Paper 2026/257

Dishonest-Majority Secure Computation via PIR-Authenticated Multiplication Triples

Abstract

We revisit the question of minimizing the overhead of security against malicious parties in dishonest-majority secure computation. A leading approach, pioneered by the SPDZ line of protocols, uses homomorphic MACs to authenticate computation: Parties effectively compute a MAC on the computation output using authenticated multiplication triples (AMT). However, securely generating these AMTs presently sits as the cost bottleneck. In this work, we introduce a new technique for enabling SPDZ-style verification via homomorphic MACs, while bypassing the need for AMT. We instead rely on the specific structure of state-of-the-art fast pseudorandom correlation generators (PCG) for generating standard (unauthenticated) multiplication triples (MT). Parties authenticate the computation result via an authenticated variant of private information retrieval (PIR), relying on the sparse representation of MT produced by these PCGs.
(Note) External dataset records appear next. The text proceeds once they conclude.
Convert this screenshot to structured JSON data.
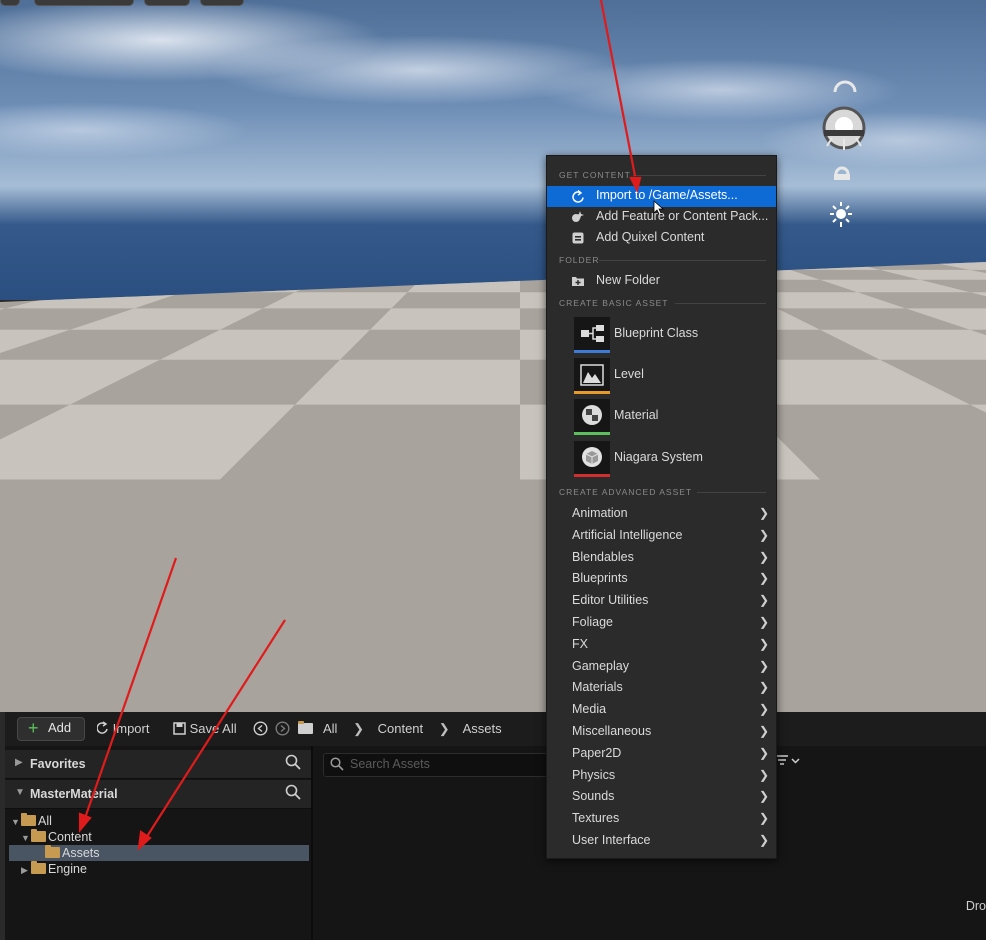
{
  "menu": {
    "sections": {
      "get_content": "GET CONTENT",
      "folder": "FOLDER",
      "basic": "CREATE BASIC ASSET",
      "advanced": "CREATE ADVANCED ASSET"
    },
    "get_content_items": [
      {
        "label": "Import to /Game/Assets...",
        "icon": "import-icon",
        "highlighted": true
      },
      {
        "label": "Add Feature or Content Pack...",
        "icon": "feature-pack-icon"
      },
      {
        "label": "Add Quixel Content",
        "icon": "quixel-icon"
      }
    ],
    "folder_items": [
      {
        "label": "New Folder",
        "icon": "new-folder-icon"
      }
    ],
    "basic_assets": [
      {
        "label": "Blueprint Class",
        "icon": "blueprint-class-icon",
        "color": "#3d7bd6"
      },
      {
        "label": "Level",
        "icon": "level-icon",
        "color": "#e69a2a"
      },
      {
        "label": "Material",
        "icon": "material-icon",
        "color": "#5cc15c"
      },
      {
        "label": "Niagara System",
        "icon": "niagara-system-icon",
        "color": "#d12e2e"
      }
    ],
    "advanced_assets": [
      "Animation",
      "Artificial Intelligence",
      "Blendables",
      "Blueprints",
      "Editor Utilities",
      "Foliage",
      "FX",
      "Gameplay",
      "Materials",
      "Media",
      "Miscellaneous",
      "Paper2D",
      "Physics",
      "Sounds",
      "Textures",
      "User Interface"
    ]
  },
  "toolbar": {
    "add_label": "Add",
    "import_label": "Import",
    "save_all_label": "Save All",
    "breadcrumb": [
      "All",
      "Content",
      "Assets"
    ]
  },
  "left_pane": {
    "favorites_label": "Favorites",
    "collection_label": "MasterMaterial",
    "tree": [
      {
        "label": "All",
        "level": 0,
        "expanded": true
      },
      {
        "label": "Content",
        "level": 1,
        "expanded": true
      },
      {
        "label": "Assets",
        "level": 2,
        "selected": true
      },
      {
        "label": "Engine",
        "level": 1,
        "expanded": false
      }
    ]
  },
  "right_pane": {
    "search_placeholder": "Search Assets",
    "drop_hint": "Dro"
  },
  "colors": {
    "highlight": "#0e6bd6",
    "annotation_arrow": "#e01b1b"
  }
}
This opens the door to a wide range of PIR optimizations and tradeoffs from the literature, resulting in asymptotic and concrete improvements over the traditional AMT-based approach. For example, in the Boolean 2-party case with \(\sigma=40\), we get a \(3\times\) to \(8\times\) computation improvement (and comparable communication) over best approaches using PCG to generate AMT, where the latter exploits variants of the Stationary Syndrome Decoding assumption of Kolesnikov et al. (Crypto 2025). With \(m\ge 3\) parties we obtain even larger improvements while reducing the asymptotic dependence on \(m\) from cubic to quadratic.